THE CULPRITS - You'd be surprised at who is actually killing the most whales. The Japanese get most of the bad press, followed by Iceland and Norway, when in fact Canada, Greenland and the Faroes take more. Canada is the most surprising hunter of whales, with Indonesia, unbeleivably, killing Sperm whales.



The first efforts to protect whales came in 1931. Some particularly endangered species, such as the humpback whale (which then numbered about 100 animals), were placed under international protection and the first protected areas were established. In 1946, the International Whaling Commission (IWC) was established, to monitor and secure whale stocks. Whaling of 14 large species for commercial purposes was prohibited worldwide by this organization from 1985 to 2005, though some countries do not honor the prohibition.
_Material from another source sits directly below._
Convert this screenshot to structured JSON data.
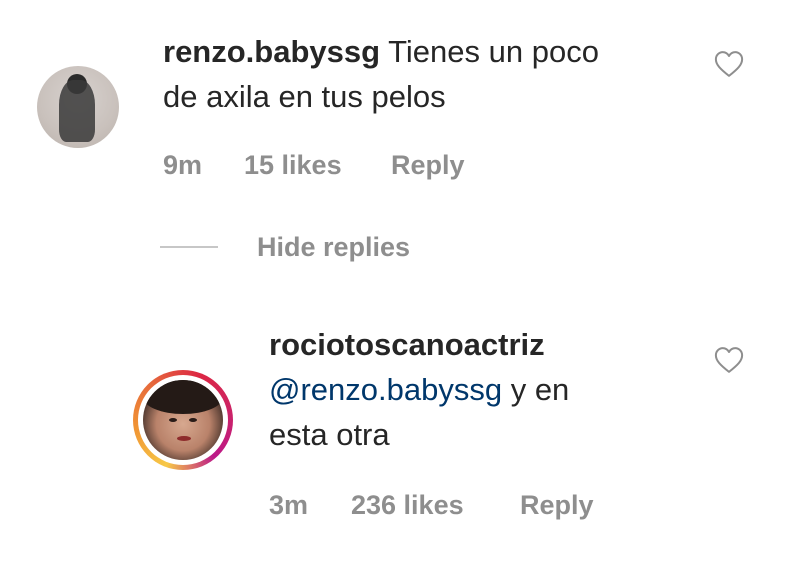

The stocks of species such as humpback and blue whales have recovered, though they are still threatened. The United States Congress passed the Marine Mammal Protection Act of 1972 to help sustain the marine mammal population. It prohibits the taking of marine mammals except for several hundred per year taken in Alaska. Japanese whaling ships are allowed to hunt whales of different species for ostensibly scientific purposes.

Aboriginal whaling is still permitted. About 1,200 pilot whales were taken in the Faroe Islands in 2017., and about 900 narwhals and 800 belugas per year are taken in Alaska, Canada, Greenland, and Siberia. About 150 minke are taken in Greenland per year, 120 gray whales in Siberia and 50 bowheads in Alaska, as aboriginal whaling, besides the 600 minke taken commercially by Norway, 300 minke and 100 sei taken by Japan and up to 100 fin whales taken by Iceland. Iceland and Norway do not recognize the ban and operate commercial whaling. Norway and Japan are committed to ending the ban.

Dolphins and other smaller cetaceans are sometimes hunted in an activity known as dolphin drive hunting. This is accomplished by driving a pod together with boats, usually into a bay or onto a beach. Their escape is prevented by closing off the route to the ocean with other boats or nets. Dolphins are hunted this way in several places around the world, including the Solomon Islands, the Faroe Islands, Peru and Japan (the most well-known practitioner). Dolphins are mostly hunted for their meat, though some end up in dolphinaria. Despite the controversy thousands of dolphins are caught in drive hunts each year.